Auch wenn ich Apples Credo beipflichte (mit dem sie mehr iPads verkaufen wollen) "Jeder kann kreativ sein", bin ich natürlich nur ein kleines Licht gegenüber den Größen, die da gestern auf der Bühne des Steve Jobs Theaters standen. Ich leuchte wie eine Osterkerze im Vergleich zur Sonne, wenn überhaupt. Verlockend ist das gewiss, was Apple da auffuhr. Jennifer Anniston, Reese Witherspoon und Steve Carrell in einer Sitcom, die in der Medienbranche spielt? Würde ich gerne sehen. Neue Amazing Stories von Steven Spielberg? Würde ich gerne sehen! Postapokalyptische Abenteuer und Geschichten aus dem wahren Leben von Immigranten? Würde ich so gerne sehen! Und eine Musikerin begleiten, wie sie ihre eigene Stimme findet, würde ich schon allein aus dem Grund sehen, da ich mit dieser Art von Kreativität mit am meisten anfangen kann. Alles würde ich gerne sehen und die Kosten dafür sind bestimmt überschaubar, aber wann soll ich das alles sehen? Aus mir wird kein großer Fernseher mehr.

Aber sehen wir es mal abstrakter, man soll sich laut Kant zwar so verhalten, dass man sich wünschen würde, die Maximen des eigenen Handelns könnten zur allgemeiner Gesetzgebung werden – davon, von sich auf alle anderen zu schließen, hat Kant nichts gesagt.

Zweifelsohne gibt es einen Markt für einen weiteren Anbieter von Original-Serien, nach Amazon Prime, Netflix, Telekom, Sky, HBO und wie sie alle heißen. So eine Serie ist ja auch mal schnell an einem Wochenende weggeschaut, sofern man ein großer Fernseher ist und auch einen großen Fernseher hat (dazu auch noch einen gut gefüllten, großen Kühlschrank). Bedarf nach noch mehr Geschichten, das ist eines der Grundbedürfnisse des Menschen, die unstillbare Neugier, nicht nur nach neuem Wissen, sondern auch nach neuen Geschichten, nach großer Unterhaltung. Auch wenn der Markt schon gesättigt scheint, Apple kann ihm einen neuen Aspekt hinzufügen, der Kuchen wird größer, trotz oder sogar wegen des neuen Players. Cupertino konnte auch die allererste Riege aufbieten, an der Qualität herrscht kein Zweifel. An der Quantität vermutlich schon, auch wenn alle vorgestellten und angekündigten Projekte bis Herbst fertig sind, zumindest Pilotfolge und erste Staffel, könnte das Angebot im Vergleich zu Amazon Prime und noch mehr zu Netflix noch ein wenig dünn sein.

Quantität und Qualität

Und hier kommen die Apple TV Channels ins Spiel, die man bereits ab Mai buchen kann.
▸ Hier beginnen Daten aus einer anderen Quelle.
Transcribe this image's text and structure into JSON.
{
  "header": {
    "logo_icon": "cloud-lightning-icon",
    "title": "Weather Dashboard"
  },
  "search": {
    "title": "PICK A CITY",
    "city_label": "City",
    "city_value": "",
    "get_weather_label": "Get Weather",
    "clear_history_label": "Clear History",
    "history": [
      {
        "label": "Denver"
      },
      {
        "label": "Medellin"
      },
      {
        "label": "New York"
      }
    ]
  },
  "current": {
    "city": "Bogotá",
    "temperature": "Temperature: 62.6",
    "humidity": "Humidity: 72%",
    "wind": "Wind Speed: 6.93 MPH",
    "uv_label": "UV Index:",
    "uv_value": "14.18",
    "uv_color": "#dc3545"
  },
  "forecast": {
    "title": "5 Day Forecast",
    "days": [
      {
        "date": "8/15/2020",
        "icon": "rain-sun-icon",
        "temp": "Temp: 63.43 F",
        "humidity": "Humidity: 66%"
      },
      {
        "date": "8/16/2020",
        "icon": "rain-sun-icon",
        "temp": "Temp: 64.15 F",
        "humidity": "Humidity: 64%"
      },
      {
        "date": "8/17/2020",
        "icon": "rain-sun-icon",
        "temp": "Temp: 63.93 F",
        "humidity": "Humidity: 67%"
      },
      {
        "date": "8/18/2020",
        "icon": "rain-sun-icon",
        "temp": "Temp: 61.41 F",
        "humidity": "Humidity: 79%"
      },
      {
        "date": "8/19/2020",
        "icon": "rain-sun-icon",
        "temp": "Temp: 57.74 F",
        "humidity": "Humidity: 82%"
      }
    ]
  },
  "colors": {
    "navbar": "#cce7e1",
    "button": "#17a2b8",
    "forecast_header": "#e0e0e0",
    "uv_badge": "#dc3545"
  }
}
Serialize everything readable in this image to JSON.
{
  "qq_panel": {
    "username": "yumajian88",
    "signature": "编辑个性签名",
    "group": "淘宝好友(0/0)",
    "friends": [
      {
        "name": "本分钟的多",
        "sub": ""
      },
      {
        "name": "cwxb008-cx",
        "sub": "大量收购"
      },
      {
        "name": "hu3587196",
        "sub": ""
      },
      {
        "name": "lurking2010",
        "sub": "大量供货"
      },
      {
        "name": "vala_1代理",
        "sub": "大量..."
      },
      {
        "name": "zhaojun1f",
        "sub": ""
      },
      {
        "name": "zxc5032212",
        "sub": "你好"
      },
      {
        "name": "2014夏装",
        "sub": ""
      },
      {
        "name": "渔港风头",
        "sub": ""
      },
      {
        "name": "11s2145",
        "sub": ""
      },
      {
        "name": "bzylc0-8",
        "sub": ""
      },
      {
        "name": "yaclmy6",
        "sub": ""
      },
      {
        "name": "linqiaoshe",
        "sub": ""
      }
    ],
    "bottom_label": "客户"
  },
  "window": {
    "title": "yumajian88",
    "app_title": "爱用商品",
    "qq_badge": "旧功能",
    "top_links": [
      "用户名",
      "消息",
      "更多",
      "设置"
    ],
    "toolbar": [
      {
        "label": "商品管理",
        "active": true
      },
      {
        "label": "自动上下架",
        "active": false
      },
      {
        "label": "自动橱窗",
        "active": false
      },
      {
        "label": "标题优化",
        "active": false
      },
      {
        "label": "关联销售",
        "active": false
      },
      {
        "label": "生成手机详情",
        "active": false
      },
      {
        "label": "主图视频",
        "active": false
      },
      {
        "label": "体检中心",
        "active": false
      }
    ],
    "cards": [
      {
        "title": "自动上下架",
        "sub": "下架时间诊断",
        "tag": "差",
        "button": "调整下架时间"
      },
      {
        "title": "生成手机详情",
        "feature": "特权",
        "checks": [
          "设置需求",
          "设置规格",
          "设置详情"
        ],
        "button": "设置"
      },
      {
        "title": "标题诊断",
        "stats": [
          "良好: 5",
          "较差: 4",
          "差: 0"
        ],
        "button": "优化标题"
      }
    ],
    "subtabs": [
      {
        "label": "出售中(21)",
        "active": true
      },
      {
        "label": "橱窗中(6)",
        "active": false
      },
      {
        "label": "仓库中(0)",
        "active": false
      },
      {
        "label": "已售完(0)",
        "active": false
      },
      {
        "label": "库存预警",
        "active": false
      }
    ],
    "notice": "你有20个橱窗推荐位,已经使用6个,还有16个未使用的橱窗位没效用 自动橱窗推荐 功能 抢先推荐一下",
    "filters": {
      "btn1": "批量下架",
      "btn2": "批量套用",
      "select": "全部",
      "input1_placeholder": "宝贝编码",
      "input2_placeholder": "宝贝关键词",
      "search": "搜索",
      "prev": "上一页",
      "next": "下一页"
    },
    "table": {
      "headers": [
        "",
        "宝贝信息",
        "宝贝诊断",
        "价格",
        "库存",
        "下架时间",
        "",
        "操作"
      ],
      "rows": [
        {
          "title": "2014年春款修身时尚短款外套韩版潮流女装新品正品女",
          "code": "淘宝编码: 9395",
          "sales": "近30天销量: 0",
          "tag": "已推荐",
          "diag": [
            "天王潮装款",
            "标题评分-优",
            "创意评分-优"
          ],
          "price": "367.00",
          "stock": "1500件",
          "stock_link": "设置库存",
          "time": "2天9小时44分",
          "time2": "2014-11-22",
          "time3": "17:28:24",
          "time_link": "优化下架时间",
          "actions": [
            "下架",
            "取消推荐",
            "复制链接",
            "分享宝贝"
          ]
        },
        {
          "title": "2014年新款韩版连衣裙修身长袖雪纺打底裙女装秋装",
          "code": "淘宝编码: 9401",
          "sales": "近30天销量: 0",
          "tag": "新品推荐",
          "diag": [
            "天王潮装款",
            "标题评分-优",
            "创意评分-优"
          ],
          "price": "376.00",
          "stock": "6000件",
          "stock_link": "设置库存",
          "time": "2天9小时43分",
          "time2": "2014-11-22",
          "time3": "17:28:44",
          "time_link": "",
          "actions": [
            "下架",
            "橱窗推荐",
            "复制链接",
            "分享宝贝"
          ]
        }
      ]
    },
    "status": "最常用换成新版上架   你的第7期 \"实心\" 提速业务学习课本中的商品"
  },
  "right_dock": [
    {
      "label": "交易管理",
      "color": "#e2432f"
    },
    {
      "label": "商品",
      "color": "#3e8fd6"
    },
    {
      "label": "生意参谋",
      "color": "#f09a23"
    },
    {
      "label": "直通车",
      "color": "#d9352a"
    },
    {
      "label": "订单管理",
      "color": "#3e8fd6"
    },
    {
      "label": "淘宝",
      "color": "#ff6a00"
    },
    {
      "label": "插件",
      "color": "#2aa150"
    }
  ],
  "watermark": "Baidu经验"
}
Das ist womöglich der Gewinner: Apples Fähigkeit, Kompliziertes einfach bedienbar zu machen. Live-TV von landesweiten Sendern (hier die öffentlich-rechtlichen samt ihrer Mediatheken), Leih- und Kauffilme aus iTunes, der ein oder andere Stremingdienst – Amazon Prime Video wird dabei sein – alles bequem aus einer einzigen Oberfläche heraus bedienbar, das klingt nach einem guten Angebot. So gut, dass der Entertainment-Receiver, der gerne mal rumzickt und wegen einer angeblich schlechten Verbindung komplett aussteigt, wenn das Apple TV nicht mal stottert, wieder rausfliegen kann. Verloren gingen mir nach dem heutigen Stand die ersten beiden Staffeln der ausgezeichneten Serie "The Handmaid's Tale". Aber, wissen Sie was? Ich habe noch nicht mal die erste Folge gesehen, sondern damals nur den Film von Volker Schlöndorf mit Robert Duvall und Natasha Richardson. Ich bin ein gelegentlicher Kinogänger, aber halt kein großer Fernseher.